In definitiva, la struttura disegnata dal legislatore e più volte ribadita dalla giurisprudenza di legittimità è piuttosto chiara: l’organizzazione dell’impresa spetta imprescindibilmente all’organo amministrativo; in ambito prevenzionistico, è il datore di lavoro titolare dell’obbligo di valutazione dei rischi e di adozione delle opportune scelte gestionali, cui consegue l’altrettanto inderogabile e non delegabile obbligo di vigilanza sull’osservanza delle prescrizioni impartite.
Ugualmente essenziale e imprescindibile è tuttavia la corretta ripartizione delle funzioni operative, che non possono essere accentrate in capo all’organo di vertice, pena l’inadeguatezza della struttura organizzativa. Dirimente è pertanto la strutturazione e l’individuazione di soggetti delegati titolari di compiti operativi, sulla scelta dei quali occorre altresì una doverosa verifica in punto di adeguatezza e competenza.
III. Conclusioni.
La portata applicativa e i corollari di quanto brevemente esposto sono davvero rilevanti.
Si pensi, solamente quale accenno, alla recente novella dell’art. 2086 c.c., con l’introduzione dell’obbligo per ogni impresa che operi in forma societaria o collettiva di avere un assetto organizzativo, amministrativo e contabile adeguato alla natura e alle dimensioni dell’impresa.
Ma si badi anche alle conseguenze in tema di responsabilità amministrativa degli enti dipendente da reato ai sensi del D. Lgs. n. 231/2001. L’assenza di una coerente, efficace ed efficiente strutturazione dell’impresa e, segnatamente in materia prevenzionistica, la mancata adozione di un articolato e valido sistema di deleghe, tale da rendere sostanzialmente effettiva (e non solo formalmente) la gestione del rischio, apre senza dubbio la strada alla configurabilità di quella “colpa di organizzazione” ormai requisito soggettivo necessario ai fini della contestazione della responsabilità 231.

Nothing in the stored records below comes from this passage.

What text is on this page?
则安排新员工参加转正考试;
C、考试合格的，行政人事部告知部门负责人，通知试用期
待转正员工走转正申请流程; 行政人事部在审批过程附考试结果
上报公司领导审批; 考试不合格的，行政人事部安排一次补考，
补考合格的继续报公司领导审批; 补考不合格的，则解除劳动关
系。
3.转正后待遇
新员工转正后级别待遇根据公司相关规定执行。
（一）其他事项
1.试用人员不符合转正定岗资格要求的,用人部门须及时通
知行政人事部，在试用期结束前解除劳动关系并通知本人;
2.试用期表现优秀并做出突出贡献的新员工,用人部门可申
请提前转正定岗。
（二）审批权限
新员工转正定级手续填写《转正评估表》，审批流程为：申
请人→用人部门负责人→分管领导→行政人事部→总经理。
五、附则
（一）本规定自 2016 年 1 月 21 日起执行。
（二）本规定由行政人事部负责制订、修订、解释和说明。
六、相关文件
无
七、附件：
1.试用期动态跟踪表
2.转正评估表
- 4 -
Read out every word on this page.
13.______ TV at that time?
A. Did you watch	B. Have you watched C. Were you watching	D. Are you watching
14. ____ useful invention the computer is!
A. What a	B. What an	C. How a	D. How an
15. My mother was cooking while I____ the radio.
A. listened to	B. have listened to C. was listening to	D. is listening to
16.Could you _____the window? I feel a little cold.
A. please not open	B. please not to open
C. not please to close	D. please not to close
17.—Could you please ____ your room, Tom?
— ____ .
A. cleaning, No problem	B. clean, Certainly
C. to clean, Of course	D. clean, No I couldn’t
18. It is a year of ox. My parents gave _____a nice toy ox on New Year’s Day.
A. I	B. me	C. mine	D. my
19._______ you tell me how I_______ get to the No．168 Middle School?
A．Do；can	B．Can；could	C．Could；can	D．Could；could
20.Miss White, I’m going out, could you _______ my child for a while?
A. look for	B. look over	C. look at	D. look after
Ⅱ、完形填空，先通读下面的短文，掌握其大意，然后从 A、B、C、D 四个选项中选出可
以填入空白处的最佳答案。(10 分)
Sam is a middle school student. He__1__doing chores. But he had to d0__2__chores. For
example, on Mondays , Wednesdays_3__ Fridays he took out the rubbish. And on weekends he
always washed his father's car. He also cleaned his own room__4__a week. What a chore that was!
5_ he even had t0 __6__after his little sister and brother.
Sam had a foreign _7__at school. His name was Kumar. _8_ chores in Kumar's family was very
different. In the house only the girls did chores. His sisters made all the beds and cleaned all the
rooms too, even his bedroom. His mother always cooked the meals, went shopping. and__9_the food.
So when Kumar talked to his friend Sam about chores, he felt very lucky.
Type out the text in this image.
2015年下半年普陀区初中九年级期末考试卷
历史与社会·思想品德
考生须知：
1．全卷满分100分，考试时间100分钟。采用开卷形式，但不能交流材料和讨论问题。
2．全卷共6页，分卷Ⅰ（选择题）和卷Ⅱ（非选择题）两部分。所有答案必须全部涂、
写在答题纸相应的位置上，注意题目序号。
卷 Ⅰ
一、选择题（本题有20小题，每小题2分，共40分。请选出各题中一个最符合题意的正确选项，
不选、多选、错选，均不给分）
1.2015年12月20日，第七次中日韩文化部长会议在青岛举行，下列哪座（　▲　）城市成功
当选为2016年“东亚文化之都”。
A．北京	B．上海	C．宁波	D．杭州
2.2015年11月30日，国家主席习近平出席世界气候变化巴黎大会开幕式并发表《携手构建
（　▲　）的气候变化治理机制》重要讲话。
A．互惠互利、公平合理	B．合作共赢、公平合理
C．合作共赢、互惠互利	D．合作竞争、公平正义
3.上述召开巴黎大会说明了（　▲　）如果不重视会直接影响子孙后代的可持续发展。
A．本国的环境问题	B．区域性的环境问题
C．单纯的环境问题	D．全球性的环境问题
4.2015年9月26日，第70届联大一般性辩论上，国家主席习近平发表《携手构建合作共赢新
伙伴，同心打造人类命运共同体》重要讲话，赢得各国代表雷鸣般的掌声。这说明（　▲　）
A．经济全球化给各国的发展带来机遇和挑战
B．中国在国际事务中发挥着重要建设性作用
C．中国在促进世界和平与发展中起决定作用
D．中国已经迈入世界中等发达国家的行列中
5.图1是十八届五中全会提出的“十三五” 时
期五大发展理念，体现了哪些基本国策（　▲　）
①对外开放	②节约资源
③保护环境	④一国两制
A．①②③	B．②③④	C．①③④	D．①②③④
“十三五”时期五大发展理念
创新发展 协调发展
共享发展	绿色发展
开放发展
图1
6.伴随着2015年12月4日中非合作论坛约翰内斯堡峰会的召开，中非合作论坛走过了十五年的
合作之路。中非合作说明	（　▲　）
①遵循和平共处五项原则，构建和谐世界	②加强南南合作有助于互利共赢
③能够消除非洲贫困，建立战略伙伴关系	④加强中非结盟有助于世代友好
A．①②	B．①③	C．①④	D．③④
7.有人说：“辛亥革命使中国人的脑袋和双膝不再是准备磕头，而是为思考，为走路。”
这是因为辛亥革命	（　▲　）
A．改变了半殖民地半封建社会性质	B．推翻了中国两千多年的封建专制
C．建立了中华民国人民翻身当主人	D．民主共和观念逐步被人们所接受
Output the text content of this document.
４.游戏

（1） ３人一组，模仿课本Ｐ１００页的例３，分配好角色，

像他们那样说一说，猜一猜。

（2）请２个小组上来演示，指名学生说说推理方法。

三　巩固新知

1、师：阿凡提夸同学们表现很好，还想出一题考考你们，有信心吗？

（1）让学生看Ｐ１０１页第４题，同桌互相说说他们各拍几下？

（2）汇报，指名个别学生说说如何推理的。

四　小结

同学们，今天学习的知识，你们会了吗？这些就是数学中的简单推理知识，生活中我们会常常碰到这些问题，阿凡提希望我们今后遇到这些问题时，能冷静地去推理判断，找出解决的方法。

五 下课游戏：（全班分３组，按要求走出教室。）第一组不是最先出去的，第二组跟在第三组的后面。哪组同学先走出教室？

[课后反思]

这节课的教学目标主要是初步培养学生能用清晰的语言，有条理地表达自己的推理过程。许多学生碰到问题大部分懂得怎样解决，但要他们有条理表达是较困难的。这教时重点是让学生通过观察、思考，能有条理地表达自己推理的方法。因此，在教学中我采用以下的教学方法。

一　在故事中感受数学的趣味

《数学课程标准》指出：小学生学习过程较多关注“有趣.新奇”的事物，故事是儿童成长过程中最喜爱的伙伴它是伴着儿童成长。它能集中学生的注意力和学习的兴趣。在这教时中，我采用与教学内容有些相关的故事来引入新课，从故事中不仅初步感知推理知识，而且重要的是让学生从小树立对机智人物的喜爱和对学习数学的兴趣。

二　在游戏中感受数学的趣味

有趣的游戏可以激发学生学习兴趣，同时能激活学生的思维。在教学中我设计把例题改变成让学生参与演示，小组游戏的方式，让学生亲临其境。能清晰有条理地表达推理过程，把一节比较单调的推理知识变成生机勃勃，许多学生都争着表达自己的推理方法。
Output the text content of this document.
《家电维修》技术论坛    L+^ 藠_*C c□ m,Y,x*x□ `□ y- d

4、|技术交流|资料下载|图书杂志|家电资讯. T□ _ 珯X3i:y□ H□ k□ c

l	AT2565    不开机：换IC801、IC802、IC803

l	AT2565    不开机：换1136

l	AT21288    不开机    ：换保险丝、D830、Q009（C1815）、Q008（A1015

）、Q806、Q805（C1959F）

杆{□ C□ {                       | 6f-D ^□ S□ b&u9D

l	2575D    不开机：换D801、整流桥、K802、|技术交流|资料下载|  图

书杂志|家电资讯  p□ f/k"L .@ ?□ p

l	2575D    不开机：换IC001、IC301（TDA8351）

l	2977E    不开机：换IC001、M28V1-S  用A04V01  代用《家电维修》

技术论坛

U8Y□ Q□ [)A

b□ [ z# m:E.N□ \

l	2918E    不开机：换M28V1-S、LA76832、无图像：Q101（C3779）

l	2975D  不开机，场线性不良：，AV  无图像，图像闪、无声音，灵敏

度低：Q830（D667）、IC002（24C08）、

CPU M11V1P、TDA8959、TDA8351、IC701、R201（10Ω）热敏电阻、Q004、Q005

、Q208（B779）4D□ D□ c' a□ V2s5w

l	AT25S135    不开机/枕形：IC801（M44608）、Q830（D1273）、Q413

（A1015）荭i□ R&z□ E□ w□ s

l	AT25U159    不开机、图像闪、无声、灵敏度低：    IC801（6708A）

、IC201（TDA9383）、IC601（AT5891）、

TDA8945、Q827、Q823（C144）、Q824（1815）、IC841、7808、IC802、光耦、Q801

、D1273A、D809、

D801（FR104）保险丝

Il caveat che si può trarre dalla recente pronuncia della Suprema Corte, in buona sostanza, è il seguente: il compito dell’organo di vertice dell’impresa è e rimane quello di compiere autonomamente le scelte gestionali e organizzative di fondo e di vigilare poi sull’osservanza delle prescrizioni impartite, la cui gestione e attuazione pratica è doverosamente delegata a soggetti a ciò deputati. In materia prevenzionistica, quindi, la figura del delegato di funzioni rimane centrale ed essenziale per l’adeguatezza della struttura aziendale, pur nella certezza che a esso vadano affidati compiti operativi e non di organizzazione generale.
[1] Cfr., più nel dettaglio, M. RIVERDITI, Da non confondere i piani tra delega di funzioni e obbligo organizzativo.